Although any financial face-off between Perry and Romney seems to be a no-go, we wondered, what exactly could either of the politicians buy with $10,000?
• While it may not be the White House, $9,900 can buy a four-bedroom rowhouse near Baltimore’s Druid Hill neighborhood. While a listing for the less-than-a-Romney-bet home says the residence “needs work,” the abode, built in the 1880s, also has “great potential,” according to the seller.
• The winner of a $10K wager could give 10 kids the sugar high of their lives by buying each of them a “Golden Opulence Sundae” at Serendipity 3 in Georgetown. The desserts, which run a thousand bucks a pop, are covered in a 23K edible gold leaf and served with a tiny glass bowl of caviar.
• For some reason the Mini Cooper doesn’t exactly scream “presidential material” to us, but the candidates wouldn’t have to travel too far outside of D.C. to pick one up on a $10,000 budget.

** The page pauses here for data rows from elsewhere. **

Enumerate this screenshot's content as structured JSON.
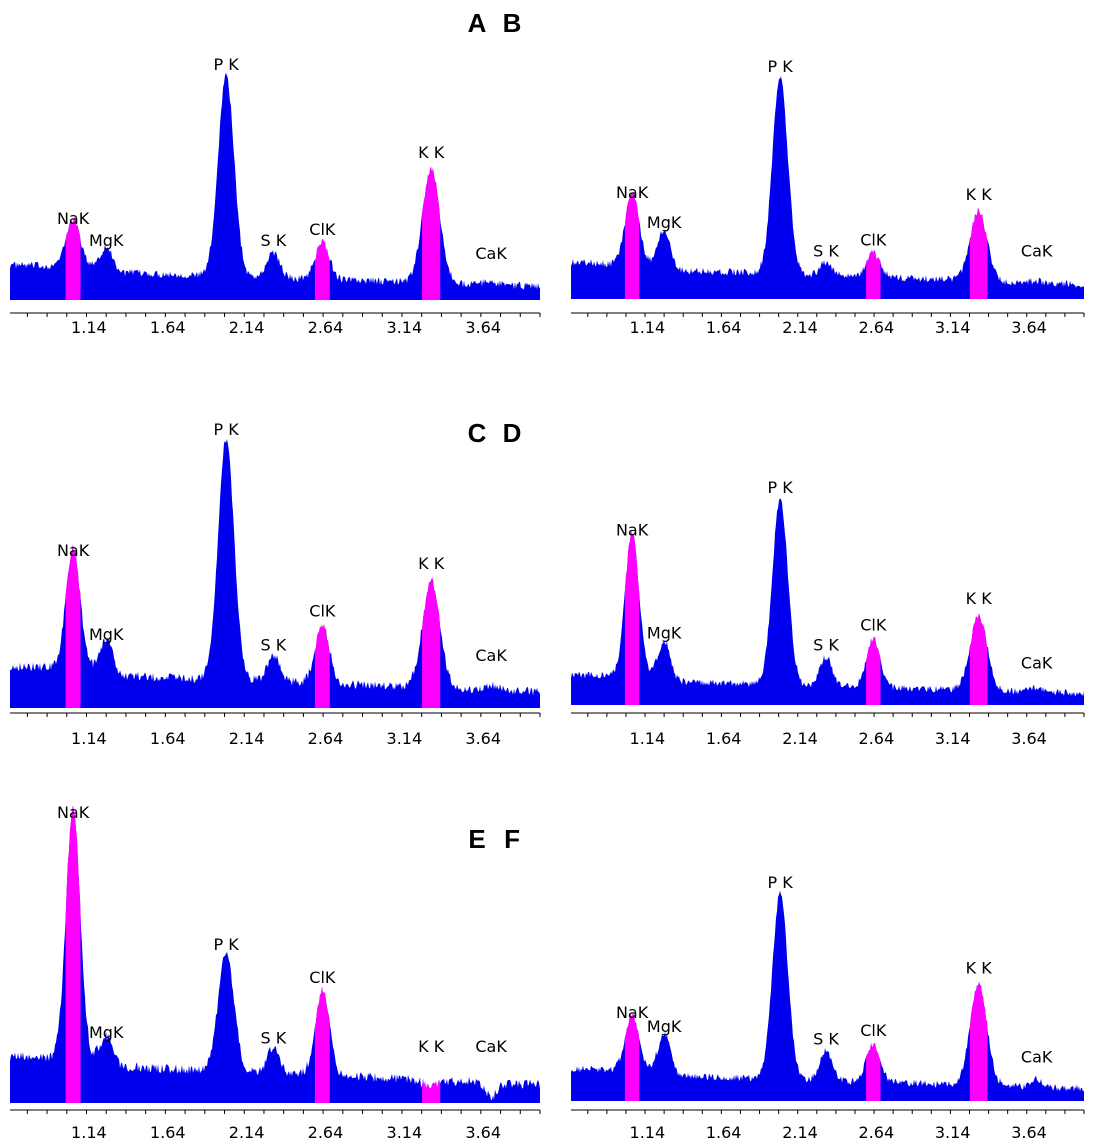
{
  "colors": {
    "spectrum": "#0000ee",
    "highlight": "#ff00ff",
    "axis": "#000000",
    "background": "#ffffff"
  },
  "chart_data": [
    {
      "panel": "A",
      "type": "area",
      "x_ticks": [
        "1.14",
        "1.64",
        "2.14",
        "2.64",
        "3.14",
        "3.64"
      ],
      "xlim": [
        0.64,
        4.0
      ],
      "peaks": [
        {
          "label": "NaK",
          "energy": 1.04,
          "height": 0.3,
          "highlighted": true
        },
        {
          "label": "MgK",
          "energy": 1.25,
          "height": 0.2,
          "highlighted": false
        },
        {
          "label": "P K",
          "energy": 2.01,
          "height": 1.0,
          "highlighted": false
        },
        {
          "label": "S K",
          "energy": 2.31,
          "height": 0.2,
          "highlighted": false
        },
        {
          "label": "ClK",
          "energy": 2.62,
          "height": 0.25,
          "highlighted": true
        },
        {
          "label": "K K",
          "energy": 3.31,
          "height": 0.6,
          "highlighted": true
        },
        {
          "label": "CaK",
          "energy": 3.69,
          "height": 0.1,
          "highlighted": false
        }
      ],
      "background_level": 0.14
    },
    {
      "panel": "B",
      "type": "area",
      "x_ticks": [
        "1.14",
        "1.64",
        "2.14",
        "2.64",
        "3.14",
        "3.64"
      ],
      "xlim": [
        0.64,
        4.0
      ],
      "peaks": [
        {
          "label": "NaK",
          "energy": 1.04,
          "height": 0.42,
          "highlighted": true
        },
        {
          "label": "MgK",
          "energy": 1.25,
          "height": 0.28,
          "highlighted": false
        },
        {
          "label": "P K",
          "energy": 2.01,
          "height": 1.0,
          "highlighted": false
        },
        {
          "label": "S K",
          "energy": 2.31,
          "height": 0.15,
          "highlighted": false
        },
        {
          "label": "ClK",
          "energy": 2.62,
          "height": 0.2,
          "highlighted": true
        },
        {
          "label": "K K",
          "energy": 3.31,
          "height": 0.41,
          "highlighted": true
        },
        {
          "label": "CaK",
          "energy": 3.69,
          "height": 0.1,
          "highlighted": false
        }
      ],
      "background_level": 0.15
    },
    {
      "panel": "C",
      "type": "area",
      "x_ticks": [
        "1.14",
        "1.64",
        "2.14",
        "2.64",
        "3.14",
        "3.64"
      ],
      "xlim": [
        0.64,
        4.0
      ],
      "peaks": [
        {
          "label": "NaK",
          "energy": 1.04,
          "height": 0.54,
          "highlighted": true
        },
        {
          "label": "MgK",
          "energy": 1.25,
          "height": 0.22,
          "highlighted": false
        },
        {
          "label": "P K",
          "energy": 2.01,
          "height": 1.0,
          "highlighted": false
        },
        {
          "label": "S K",
          "energy": 2.31,
          "height": 0.18,
          "highlighted": false
        },
        {
          "label": "ClK",
          "energy": 2.62,
          "height": 0.31,
          "highlighted": true
        },
        {
          "label": "K K",
          "energy": 3.31,
          "height": 0.49,
          "highlighted": true
        },
        {
          "label": "CaK",
          "energy": 3.69,
          "height": 0.1,
          "highlighted": false
        }
      ],
      "background_level": 0.14
    },
    {
      "panel": "D",
      "type": "area",
      "x_ticks": [
        "1.14",
        "1.64",
        "2.14",
        "2.64",
        "3.14",
        "3.64"
      ],
      "xlim": [
        0.64,
        4.0
      ],
      "peaks": [
        {
          "label": "NaK",
          "energy": 1.04,
          "height": 0.79,
          "highlighted": true
        },
        {
          "label": "MgK",
          "energy": 1.25,
          "height": 0.28,
          "highlighted": false
        },
        {
          "label": "P K",
          "energy": 2.01,
          "height": 1.0,
          "highlighted": false
        },
        {
          "label": "S K",
          "energy": 2.31,
          "height": 0.22,
          "highlighted": false
        },
        {
          "label": "ClK",
          "energy": 2.62,
          "height": 0.32,
          "highlighted": true
        },
        {
          "label": "K K",
          "energy": 3.31,
          "height": 0.45,
          "highlighted": true
        },
        {
          "label": "CaK",
          "energy": 3.69,
          "height": 0.1,
          "highlighted": false
        }
      ],
      "background_level": 0.13
    },
    {
      "panel": "E",
      "type": "area",
      "x_ticks": [
        "1.14",
        "1.64",
        "2.14",
        "2.64",
        "3.14",
        "3.64"
      ],
      "xlim": [
        0.64,
        4.0
      ],
      "peaks": [
        {
          "label": "NaK",
          "energy": 1.04,
          "height": 1.0,
          "highlighted": true
        },
        {
          "label": "MgK",
          "energy": 1.25,
          "height": 0.2,
          "highlighted": false
        },
        {
          "label": "P K",
          "energy": 2.01,
          "height": 0.52,
          "highlighted": false
        },
        {
          "label": "S K",
          "energy": 2.31,
          "height": 0.18,
          "highlighted": false
        },
        {
          "label": "ClK",
          "energy": 2.62,
          "height": 0.4,
          "highlighted": true
        },
        {
          "label": "K K",
          "energy": 3.31,
          "height": 0.07,
          "highlighted": true
        },
        {
          "label": "CaK",
          "energy": 3.69,
          "height": 0.04,
          "highlighted": false
        }
      ],
      "background_level": 0.15
    },
    {
      "panel": "F",
      "type": "area",
      "x_ticks": [
        "1.14",
        "1.64",
        "2.14",
        "2.64",
        "3.14",
        "3.64"
      ],
      "xlim": [
        0.64,
        4.0
      ],
      "peaks": [
        {
          "label": "NaK",
          "energy": 1.04,
          "height": 0.36,
          "highlighted": true
        },
        {
          "label": "MgK",
          "energy": 1.25,
          "height": 0.29,
          "highlighted": false
        },
        {
          "label": "P K",
          "energy": 2.01,
          "height": 1.0,
          "highlighted": false
        },
        {
          "label": "S K",
          "energy": 2.31,
          "height": 0.23,
          "highlighted": false
        },
        {
          "label": "ClK",
          "energy": 2.62,
          "height": 0.27,
          "highlighted": true
        },
        {
          "label": "K K",
          "energy": 3.31,
          "height": 0.58,
          "highlighted": true
        },
        {
          "label": "CaK",
          "energy": 3.69,
          "height": 0.12,
          "highlighted": false
        }
      ],
      "background_level": 0.14
    }
  ]
}
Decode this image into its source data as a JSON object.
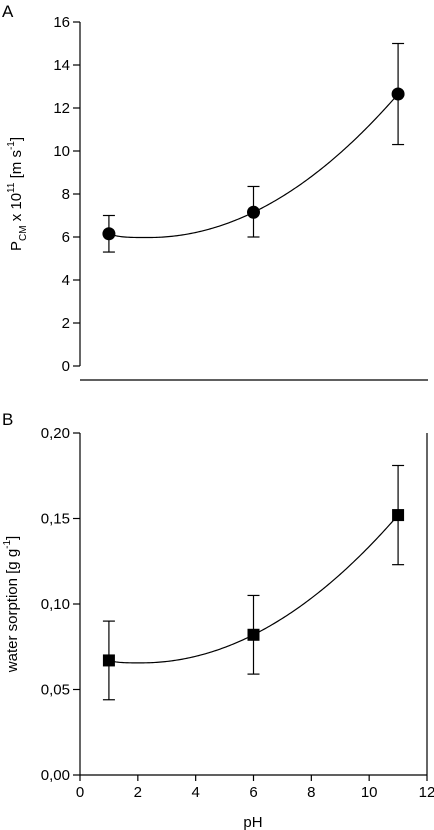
{
  "chart_data": [
    {
      "panel": "A",
      "type": "scatter",
      "marker": "circle",
      "x": [
        1,
        6,
        11
      ],
      "y": [
        6.15,
        7.15,
        12.65
      ],
      "y_err_lower": [
        0.85,
        1.15,
        2.35
      ],
      "y_err_upper": [
        0.85,
        1.2,
        2.35
      ],
      "xlim": [
        0,
        12
      ],
      "ylim": [
        0,
        16
      ],
      "yticks": [
        0,
        2,
        4,
        6,
        8,
        10,
        12,
        14,
        16
      ],
      "ytick_labels": [
        "0",
        "2",
        "4",
        "6",
        "8",
        "10",
        "12",
        "14",
        "16"
      ],
      "ylabel": {
        "main": "P",
        "sub": "CM",
        "middle": " x 10",
        "sup": "11",
        "unit_open": " [m s",
        "unit_sup": "-1",
        "unit_close": "]"
      },
      "fit_curve": true,
      "grid": false,
      "color": "#000000"
    },
    {
      "panel": "B",
      "type": "scatter",
      "marker": "square",
      "x": [
        1,
        6,
        11
      ],
      "y": [
        0.067,
        0.082,
        0.152
      ],
      "y_err_lower": [
        0.023,
        0.023,
        0.029
      ],
      "y_err_upper": [
        0.023,
        0.023,
        0.029
      ],
      "xlim": [
        0,
        12
      ],
      "ylim": [
        0,
        0.2
      ],
      "xticks": [
        0,
        2,
        4,
        6,
        8,
        10,
        12
      ],
      "xtick_labels": [
        "0",
        "2",
        "4",
        "6",
        "8",
        "10",
        "12"
      ],
      "yticks": [
        0,
        0.05,
        0.1,
        0.15,
        0.2
      ],
      "ytick_labels": [
        "0,00",
        "0,05",
        "0,10",
        "0,15",
        "0,20"
      ],
      "xlabel": "pH",
      "ylabel": {
        "main": "water sorption [g g",
        "sup": "-1",
        "close": "]"
      },
      "fit_curve": true,
      "grid": false,
      "color": "#000000"
    }
  ],
  "panel_letters": [
    "A",
    "B"
  ]
}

A used, 2002 model of the petite vehicle, with 53,000 miles on it, is for sale in Germantown, Md.
• If either Romney or Perry is feeling particularly generous, he could pick up a whole lot of swag from the other’s online campaign store. $10,000 can buy more than 3,333 Mitt Romney photo buttons, which run $3 apiece. Or the winner of the $10K can purchase 250 Rick Perry “boat bags,” which are stylishly emblazoned with Perry’s name.